April 2021 marks the 1st anniversary for our Global Risk Parity Model!
So in today's article we're going to honour our model by explaining more about what it is and what place it has within your portfolio.
What is the Global Risk Parity Principle?
What mix of assets has the best chance of delivering good returns over time through all economic environments? - Ray Dalio & Bob Prince, 1996
The “risk parity” concept was popularized by Ray Dalio’s Bridgewater Associates with the creation of the All Weather asset allocation strategy in 1996. “All Weather” is a term used to designate a strategy that should perform reasonably well during both favorable and unfavorable economic and market conditions.
A risk parity portfolio seeks to achieve an equal balance between the risk associated with each asset class or portfolio component. In that way, lower risk asset classes will generally have higher notional allocations than higher risk asset classes.
Dalio and Prince started to answer the question by returning to the principles behind asset pricing:
Asset classes outperform cash over time: investors require a higher compensation in order to put their money somewhere that is not their own bank account, because there is risk involved.
Asset classes are sensible to, and discount, future economic scenarios: the price of any asset is the market's best guess about the current value of future discounted cash flows. As the macro environment and expectations change, prices change.
As such, the 2 major drivers of returns should logically be the volume of economic activity (growth) and the pricing of that activity (inflation).
Where we Differ from Traditional Risk Parity
Traditional risk parity portfolios are made up of 4 distinct "sub-portfolios" that include asset classes which should thrive in the various economic environments, so losses in one area should be offset by gains in other areas.

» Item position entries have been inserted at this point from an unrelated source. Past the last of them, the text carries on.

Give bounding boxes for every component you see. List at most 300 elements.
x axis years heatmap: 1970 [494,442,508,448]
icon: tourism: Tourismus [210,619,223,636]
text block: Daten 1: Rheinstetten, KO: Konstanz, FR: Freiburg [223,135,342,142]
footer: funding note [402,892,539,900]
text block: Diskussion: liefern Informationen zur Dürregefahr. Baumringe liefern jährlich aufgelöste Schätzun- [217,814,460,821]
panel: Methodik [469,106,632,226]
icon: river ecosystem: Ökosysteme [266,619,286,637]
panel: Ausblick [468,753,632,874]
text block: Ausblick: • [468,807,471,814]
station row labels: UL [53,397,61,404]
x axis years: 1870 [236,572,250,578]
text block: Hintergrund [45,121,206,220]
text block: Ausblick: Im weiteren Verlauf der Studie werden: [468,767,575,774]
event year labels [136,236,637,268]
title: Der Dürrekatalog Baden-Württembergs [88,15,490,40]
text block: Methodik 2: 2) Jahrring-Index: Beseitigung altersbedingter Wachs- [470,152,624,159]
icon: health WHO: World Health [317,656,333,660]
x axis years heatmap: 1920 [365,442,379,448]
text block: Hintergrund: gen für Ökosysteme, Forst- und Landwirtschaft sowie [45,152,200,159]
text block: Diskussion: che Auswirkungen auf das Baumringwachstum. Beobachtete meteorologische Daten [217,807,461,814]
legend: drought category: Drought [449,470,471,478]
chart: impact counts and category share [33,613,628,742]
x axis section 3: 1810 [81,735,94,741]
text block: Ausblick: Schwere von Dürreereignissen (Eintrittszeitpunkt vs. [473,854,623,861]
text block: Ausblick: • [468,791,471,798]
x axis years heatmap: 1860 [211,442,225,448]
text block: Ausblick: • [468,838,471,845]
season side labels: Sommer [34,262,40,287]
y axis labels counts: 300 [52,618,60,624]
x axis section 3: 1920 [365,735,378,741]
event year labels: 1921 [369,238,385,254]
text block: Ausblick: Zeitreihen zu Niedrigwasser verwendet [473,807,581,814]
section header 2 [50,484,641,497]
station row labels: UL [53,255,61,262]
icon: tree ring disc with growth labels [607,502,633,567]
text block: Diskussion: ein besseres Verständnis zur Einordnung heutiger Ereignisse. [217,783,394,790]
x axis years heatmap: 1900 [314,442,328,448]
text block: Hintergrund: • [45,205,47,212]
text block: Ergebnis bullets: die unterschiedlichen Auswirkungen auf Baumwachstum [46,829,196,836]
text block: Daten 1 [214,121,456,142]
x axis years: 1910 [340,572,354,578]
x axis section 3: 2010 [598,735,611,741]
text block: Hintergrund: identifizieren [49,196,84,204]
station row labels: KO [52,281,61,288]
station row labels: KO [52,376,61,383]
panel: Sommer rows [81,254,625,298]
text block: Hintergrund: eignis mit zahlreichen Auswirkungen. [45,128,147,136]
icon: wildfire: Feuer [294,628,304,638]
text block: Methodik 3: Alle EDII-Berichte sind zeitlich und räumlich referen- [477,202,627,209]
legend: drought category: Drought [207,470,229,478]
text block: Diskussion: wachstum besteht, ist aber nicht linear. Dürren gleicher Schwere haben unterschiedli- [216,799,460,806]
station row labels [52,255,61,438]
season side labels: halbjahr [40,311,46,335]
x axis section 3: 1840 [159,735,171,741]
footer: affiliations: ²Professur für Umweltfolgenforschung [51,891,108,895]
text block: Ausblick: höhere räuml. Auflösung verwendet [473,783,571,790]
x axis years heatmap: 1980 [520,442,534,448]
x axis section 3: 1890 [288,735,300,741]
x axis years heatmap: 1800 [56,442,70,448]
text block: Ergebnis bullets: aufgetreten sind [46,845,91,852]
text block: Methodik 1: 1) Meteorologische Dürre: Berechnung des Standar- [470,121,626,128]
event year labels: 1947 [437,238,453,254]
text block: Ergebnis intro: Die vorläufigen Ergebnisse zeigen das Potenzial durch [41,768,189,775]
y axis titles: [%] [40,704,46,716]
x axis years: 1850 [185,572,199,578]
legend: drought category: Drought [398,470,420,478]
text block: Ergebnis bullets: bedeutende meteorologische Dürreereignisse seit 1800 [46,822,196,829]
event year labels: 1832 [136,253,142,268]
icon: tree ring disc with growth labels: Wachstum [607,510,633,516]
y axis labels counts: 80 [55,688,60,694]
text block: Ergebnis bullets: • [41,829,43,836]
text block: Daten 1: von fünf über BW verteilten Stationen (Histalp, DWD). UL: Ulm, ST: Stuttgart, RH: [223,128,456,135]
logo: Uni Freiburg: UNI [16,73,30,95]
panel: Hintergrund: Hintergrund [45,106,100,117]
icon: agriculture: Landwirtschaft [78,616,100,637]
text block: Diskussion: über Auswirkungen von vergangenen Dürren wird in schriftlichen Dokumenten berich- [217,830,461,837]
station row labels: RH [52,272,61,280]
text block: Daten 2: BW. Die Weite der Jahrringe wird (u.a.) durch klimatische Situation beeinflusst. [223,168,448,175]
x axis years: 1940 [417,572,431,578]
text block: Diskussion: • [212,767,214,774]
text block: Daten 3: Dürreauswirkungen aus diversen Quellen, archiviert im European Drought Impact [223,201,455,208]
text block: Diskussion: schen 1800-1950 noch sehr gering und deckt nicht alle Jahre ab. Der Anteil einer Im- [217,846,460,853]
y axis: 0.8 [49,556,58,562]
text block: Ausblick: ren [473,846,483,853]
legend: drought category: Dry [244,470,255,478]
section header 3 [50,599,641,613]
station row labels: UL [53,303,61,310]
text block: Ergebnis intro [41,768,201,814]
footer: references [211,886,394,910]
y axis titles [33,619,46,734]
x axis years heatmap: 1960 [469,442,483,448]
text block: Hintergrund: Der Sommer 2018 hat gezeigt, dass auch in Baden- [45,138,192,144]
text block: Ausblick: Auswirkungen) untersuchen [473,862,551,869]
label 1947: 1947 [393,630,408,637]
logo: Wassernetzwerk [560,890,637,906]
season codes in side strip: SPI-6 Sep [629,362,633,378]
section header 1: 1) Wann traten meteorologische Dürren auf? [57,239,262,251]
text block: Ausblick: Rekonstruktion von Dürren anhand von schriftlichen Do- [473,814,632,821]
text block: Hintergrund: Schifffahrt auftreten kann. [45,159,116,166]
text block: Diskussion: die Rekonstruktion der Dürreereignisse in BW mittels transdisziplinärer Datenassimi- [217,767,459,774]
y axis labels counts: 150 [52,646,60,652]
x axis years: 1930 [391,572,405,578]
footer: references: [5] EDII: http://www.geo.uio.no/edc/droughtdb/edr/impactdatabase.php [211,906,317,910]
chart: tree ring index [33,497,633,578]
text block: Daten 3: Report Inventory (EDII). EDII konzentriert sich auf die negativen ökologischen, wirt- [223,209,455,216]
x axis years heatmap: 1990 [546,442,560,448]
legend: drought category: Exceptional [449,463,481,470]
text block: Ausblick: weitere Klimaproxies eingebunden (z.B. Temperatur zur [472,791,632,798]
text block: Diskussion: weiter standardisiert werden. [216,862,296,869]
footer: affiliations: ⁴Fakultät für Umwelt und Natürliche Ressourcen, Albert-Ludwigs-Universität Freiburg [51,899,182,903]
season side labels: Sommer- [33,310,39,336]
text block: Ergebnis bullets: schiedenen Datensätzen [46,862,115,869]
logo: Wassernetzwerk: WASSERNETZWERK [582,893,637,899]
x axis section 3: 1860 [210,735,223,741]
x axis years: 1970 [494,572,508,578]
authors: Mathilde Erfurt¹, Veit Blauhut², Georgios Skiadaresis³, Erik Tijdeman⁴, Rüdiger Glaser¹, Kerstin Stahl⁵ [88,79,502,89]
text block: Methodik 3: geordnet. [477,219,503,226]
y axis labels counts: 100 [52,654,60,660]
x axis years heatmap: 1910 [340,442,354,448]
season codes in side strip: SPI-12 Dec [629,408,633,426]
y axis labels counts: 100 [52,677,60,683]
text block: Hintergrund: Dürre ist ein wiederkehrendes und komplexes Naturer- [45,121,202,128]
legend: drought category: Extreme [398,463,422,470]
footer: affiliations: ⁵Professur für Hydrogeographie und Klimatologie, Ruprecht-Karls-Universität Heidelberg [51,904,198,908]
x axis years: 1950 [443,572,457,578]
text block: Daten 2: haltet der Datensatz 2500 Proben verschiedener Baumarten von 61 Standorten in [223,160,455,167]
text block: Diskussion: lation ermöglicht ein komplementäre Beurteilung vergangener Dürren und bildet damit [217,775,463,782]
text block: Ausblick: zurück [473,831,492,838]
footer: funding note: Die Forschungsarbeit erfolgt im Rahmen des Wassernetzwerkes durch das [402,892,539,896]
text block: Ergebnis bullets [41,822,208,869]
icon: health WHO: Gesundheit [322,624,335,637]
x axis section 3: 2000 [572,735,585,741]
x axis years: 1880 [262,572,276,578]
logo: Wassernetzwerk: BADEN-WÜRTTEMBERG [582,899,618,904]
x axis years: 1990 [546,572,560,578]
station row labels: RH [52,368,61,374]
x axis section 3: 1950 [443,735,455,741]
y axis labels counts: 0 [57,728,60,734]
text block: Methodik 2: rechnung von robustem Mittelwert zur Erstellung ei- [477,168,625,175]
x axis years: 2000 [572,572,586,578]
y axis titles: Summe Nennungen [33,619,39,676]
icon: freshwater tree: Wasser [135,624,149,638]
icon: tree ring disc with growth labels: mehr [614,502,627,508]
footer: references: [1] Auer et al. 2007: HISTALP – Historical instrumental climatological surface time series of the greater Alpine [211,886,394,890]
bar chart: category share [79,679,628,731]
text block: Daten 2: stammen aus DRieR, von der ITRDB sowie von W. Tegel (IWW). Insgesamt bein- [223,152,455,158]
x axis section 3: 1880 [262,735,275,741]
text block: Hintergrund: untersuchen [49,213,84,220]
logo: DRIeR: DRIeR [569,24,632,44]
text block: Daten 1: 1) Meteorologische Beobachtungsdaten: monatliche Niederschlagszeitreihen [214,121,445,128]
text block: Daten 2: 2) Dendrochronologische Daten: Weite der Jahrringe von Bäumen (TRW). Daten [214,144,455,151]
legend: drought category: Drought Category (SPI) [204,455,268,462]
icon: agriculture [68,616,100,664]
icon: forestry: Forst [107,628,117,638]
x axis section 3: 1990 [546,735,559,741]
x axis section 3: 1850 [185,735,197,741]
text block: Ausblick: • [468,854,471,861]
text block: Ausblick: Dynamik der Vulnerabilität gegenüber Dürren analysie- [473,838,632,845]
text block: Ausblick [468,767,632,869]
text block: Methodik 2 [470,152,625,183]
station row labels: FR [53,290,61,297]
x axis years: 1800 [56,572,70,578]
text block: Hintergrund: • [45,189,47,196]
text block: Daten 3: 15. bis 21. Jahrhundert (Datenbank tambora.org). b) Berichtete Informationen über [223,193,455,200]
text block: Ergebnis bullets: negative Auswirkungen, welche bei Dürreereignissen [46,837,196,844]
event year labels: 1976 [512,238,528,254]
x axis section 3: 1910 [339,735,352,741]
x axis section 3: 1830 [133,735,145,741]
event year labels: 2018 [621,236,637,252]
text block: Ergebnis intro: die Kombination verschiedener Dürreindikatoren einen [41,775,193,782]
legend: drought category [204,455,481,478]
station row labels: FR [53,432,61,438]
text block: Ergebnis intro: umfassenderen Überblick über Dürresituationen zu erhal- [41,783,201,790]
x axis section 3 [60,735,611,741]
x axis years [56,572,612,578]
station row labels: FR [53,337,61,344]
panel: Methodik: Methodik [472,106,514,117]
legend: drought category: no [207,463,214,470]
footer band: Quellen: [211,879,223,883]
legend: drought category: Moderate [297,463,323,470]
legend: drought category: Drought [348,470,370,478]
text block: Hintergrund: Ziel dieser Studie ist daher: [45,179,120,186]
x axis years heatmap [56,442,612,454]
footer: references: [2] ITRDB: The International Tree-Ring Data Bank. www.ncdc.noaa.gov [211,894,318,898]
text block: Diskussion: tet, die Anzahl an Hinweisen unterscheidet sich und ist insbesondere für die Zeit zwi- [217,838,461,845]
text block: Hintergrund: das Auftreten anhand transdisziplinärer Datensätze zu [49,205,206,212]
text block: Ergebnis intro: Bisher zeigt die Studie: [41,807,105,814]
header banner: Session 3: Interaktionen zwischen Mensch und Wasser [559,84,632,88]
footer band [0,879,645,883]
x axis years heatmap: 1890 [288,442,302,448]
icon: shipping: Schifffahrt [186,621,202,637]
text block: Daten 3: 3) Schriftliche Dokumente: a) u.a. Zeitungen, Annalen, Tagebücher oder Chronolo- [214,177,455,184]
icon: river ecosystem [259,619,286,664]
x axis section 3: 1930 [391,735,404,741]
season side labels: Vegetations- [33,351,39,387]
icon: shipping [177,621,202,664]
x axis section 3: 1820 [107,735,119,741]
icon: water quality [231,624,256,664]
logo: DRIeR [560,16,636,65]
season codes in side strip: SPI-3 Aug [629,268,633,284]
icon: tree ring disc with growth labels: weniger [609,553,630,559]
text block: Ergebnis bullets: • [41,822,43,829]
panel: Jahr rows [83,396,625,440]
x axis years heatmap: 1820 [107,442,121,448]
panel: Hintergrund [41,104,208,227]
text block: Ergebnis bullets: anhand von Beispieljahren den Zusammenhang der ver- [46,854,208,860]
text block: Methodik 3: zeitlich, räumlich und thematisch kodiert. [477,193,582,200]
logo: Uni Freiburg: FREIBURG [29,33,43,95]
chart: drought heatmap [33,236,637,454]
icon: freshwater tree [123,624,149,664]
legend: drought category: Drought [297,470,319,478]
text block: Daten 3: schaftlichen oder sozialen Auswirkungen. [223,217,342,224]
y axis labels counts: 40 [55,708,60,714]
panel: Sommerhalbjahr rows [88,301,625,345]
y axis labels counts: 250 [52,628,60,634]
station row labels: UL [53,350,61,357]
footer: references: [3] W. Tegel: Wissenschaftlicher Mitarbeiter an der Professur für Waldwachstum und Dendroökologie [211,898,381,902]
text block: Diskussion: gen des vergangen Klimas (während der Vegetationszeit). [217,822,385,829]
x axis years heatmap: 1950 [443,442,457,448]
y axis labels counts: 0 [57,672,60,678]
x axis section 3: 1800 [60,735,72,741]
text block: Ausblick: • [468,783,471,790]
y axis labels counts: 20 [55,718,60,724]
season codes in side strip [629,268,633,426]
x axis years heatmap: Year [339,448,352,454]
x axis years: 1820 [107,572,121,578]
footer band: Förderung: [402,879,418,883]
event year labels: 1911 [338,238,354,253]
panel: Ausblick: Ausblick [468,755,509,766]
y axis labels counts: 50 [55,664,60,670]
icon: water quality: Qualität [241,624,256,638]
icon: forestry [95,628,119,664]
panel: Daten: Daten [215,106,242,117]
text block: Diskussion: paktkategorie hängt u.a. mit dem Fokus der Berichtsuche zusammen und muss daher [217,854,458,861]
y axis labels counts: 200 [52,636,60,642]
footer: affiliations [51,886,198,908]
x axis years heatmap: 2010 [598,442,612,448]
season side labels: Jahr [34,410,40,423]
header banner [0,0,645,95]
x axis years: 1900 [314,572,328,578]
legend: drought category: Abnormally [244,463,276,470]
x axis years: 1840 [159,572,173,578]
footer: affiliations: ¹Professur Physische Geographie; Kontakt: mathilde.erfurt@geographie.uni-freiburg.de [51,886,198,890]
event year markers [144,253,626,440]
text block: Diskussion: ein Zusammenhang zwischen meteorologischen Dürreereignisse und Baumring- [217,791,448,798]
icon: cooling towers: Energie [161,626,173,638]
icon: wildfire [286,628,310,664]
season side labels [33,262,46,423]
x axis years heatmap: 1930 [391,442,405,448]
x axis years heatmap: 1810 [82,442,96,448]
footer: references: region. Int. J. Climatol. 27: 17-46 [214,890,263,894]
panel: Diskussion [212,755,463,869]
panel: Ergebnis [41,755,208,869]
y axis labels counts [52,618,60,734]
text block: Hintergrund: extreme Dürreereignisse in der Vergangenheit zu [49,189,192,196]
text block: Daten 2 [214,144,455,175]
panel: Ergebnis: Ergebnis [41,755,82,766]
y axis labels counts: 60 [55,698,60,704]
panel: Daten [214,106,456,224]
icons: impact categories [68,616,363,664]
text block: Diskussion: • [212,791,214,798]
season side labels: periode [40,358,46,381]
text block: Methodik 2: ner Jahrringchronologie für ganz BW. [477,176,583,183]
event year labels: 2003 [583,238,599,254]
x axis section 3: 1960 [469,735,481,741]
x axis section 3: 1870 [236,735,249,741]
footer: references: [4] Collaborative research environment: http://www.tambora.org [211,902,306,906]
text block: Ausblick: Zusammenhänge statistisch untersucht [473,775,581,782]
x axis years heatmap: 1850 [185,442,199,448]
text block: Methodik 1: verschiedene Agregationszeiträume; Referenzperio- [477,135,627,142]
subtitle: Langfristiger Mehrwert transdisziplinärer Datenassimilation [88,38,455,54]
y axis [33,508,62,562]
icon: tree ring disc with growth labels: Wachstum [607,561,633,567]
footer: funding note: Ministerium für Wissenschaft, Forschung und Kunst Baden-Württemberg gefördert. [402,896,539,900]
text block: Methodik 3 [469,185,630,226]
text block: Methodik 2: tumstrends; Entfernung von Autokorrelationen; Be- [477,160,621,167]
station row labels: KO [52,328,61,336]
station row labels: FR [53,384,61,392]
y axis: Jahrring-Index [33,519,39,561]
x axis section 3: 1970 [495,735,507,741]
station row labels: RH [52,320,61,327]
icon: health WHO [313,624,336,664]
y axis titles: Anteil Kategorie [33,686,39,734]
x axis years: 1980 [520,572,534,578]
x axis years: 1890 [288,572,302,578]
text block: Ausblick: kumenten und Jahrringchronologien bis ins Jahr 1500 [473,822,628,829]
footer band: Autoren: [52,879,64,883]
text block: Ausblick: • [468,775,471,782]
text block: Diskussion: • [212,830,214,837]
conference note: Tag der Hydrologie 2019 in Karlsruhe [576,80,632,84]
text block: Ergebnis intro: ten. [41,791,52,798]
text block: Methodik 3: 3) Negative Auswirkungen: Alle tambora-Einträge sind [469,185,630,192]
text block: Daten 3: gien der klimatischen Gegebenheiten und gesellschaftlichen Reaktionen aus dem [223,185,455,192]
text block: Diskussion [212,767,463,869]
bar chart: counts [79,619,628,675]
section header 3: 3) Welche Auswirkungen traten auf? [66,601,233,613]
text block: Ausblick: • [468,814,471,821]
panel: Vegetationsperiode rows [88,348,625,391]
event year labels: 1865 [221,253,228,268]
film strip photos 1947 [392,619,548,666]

What we do instead is a bit different.
In agreement with the risk parity principles, we maintain a broad diversification and we take into consideration the volatility of an asset when calculating the weight it should have in the portfolio.
But we also go a step further and look to invest only when recent momentum in global equities is positive, and recent momentum in single assets is positive.
As such, the Global Risk Parity Model adds a momentum component and strong drawdown protection because the portfolio will switch to a cash allocation when conditions are unfavourable.
This becomes evident if you view the drawdowns since we deployed the model live: a MaxDD of 6.8% in September 2020. Even during the Jan-Mar 2020 Coronavirus crisis, the model didn't surpass a 7% MaxDD.